61. ANTALYA ALTIN PORTAKAL FİLM FESTİVALİ İZLENİMLERİ - BÖLÜM 1 (ULUSAL UZUN VE KISA FİLM YARIŞMALARI)
Geçen sene patlayan sansür tartışmaları sonrasında yapılamayan Antalya Altın Portakal Film Festivali, bu sene yeni bir ekiple yoluna devam etti. Geçen seneki olaylardan sonra, bu sene de festivali takip etmeyi tercih etmeyen arkadaşlarımız olsa da, ben kendi adıma festivale gidip, bu seneki ortamı görmeyi tercih ettim. Bu ilk yazıda, ulusal uzun ve kısa metraj yarışmalarındaki filmlere bir göz atalım (filmler, izleme sırasına göre yazılmıştır). Haftaya da diğer filmlerle devam ederiz.
Ayşe:
Down sendromlu kardeşine bakmak için hayatından vazgeçmiş, bir benzin istasyonunda çalışan Ayşe'nin hikayesi. Çevresi ile ilişkileri iyi, herkesin sevdiği bir kadın Ayşe ama hayatın içine katılacak bir fırsat bulamıyor.
Filmin en büyük artısı, Binnur Kaya. Çok başarılı bir oyunculuk. Senaryoya da katkıda bulunmuş. Belli ki karakteri derinleştirecek hamleler yapmış. Ama film, makul süresine rağmen, bir süre sonra kendisini tekrarlıyor, seyirciyi duygulandırma tuzağına fazlaca düşüyor. Yan karakterler de yeteri kadar ayrıntılı değil. Finale doğru, ima edilen şey yapılmış olsa, çok daha çarpıcı bir yere gidebilir, seyirci hikâyeye daha çok dahil edilebilirdi. Yönetmen, kendi hayatından bir hikâyeyi anlatırken biraz naif davranmış sanki.

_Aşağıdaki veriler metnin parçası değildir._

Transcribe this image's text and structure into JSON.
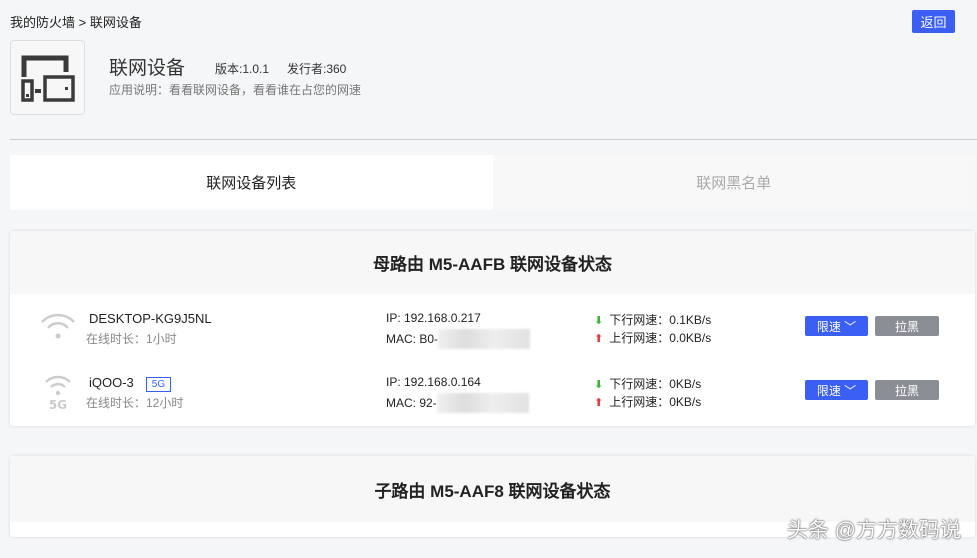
{
  "breadcrumb": "我的防火墙 > 联网设备",
  "back_label": "返回",
  "app": {
    "title": "联网设备",
    "version": "版本:1.0.1",
    "publisher": "发行者:360",
    "description": "应用说明：看看联网设备，看看谁在占您的网速"
  },
  "tabs": [
    {
      "label": "联网设备列表"
    },
    {
      "label": "联网黑名单"
    }
  ],
  "routers": [
    {
      "title": "母路由 M5-AAFB 联网设备状态",
      "devices": [
        {
          "name": "DESKTOP-KG9J5NL",
          "badge": null,
          "online": "在线时长：1小时",
          "ip": "IP: 192.168.0.217",
          "mac": "MAC: B0-",
          "down": "下行网速：0.1KB/s",
          "up": "上行网速：0.0KB/s",
          "limit": "限速",
          "block": "拉黑"
        },
        {
          "name": "iQOO-3",
          "badge": "5G",
          "online": "在线时长：12小时",
          "ip": "IP: 192.168.0.164",
          "mac": "MAC: 92-",
          "down": "下行网速：0KB/s",
          "up": "上行网速：0KB/s",
          "limit": "限速",
          "block": "拉黑"
        }
      ]
    },
    {
      "title": "子路由 M5-AAF8 联网设备状态"
    }
  ],
  "watermark": "头条 @方方数码说"
}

Anlatım tarzı olarak, sürekli ana karakterin peşinde bir kamerayı tercih etmişler. Bu tarz hikayeler için işleyen bir seçim, burada da olmuş bence. Genel olarak orta seviyede bir film diyebilirim ama yarışmanın genel seviyesi içinde, iyiler arasında.
Galata:
Kadın erkek ilişkilerine dair bir şey söylemeye çalışan, insanların ne düşündüğüne önyargı ile karar vermeyelim, içlerinde çok farklı olabilirler diyen bir film. Tamam çıkış noktası iyi olabilir de, olmamış, olamamış bir film. Çok sorunlu.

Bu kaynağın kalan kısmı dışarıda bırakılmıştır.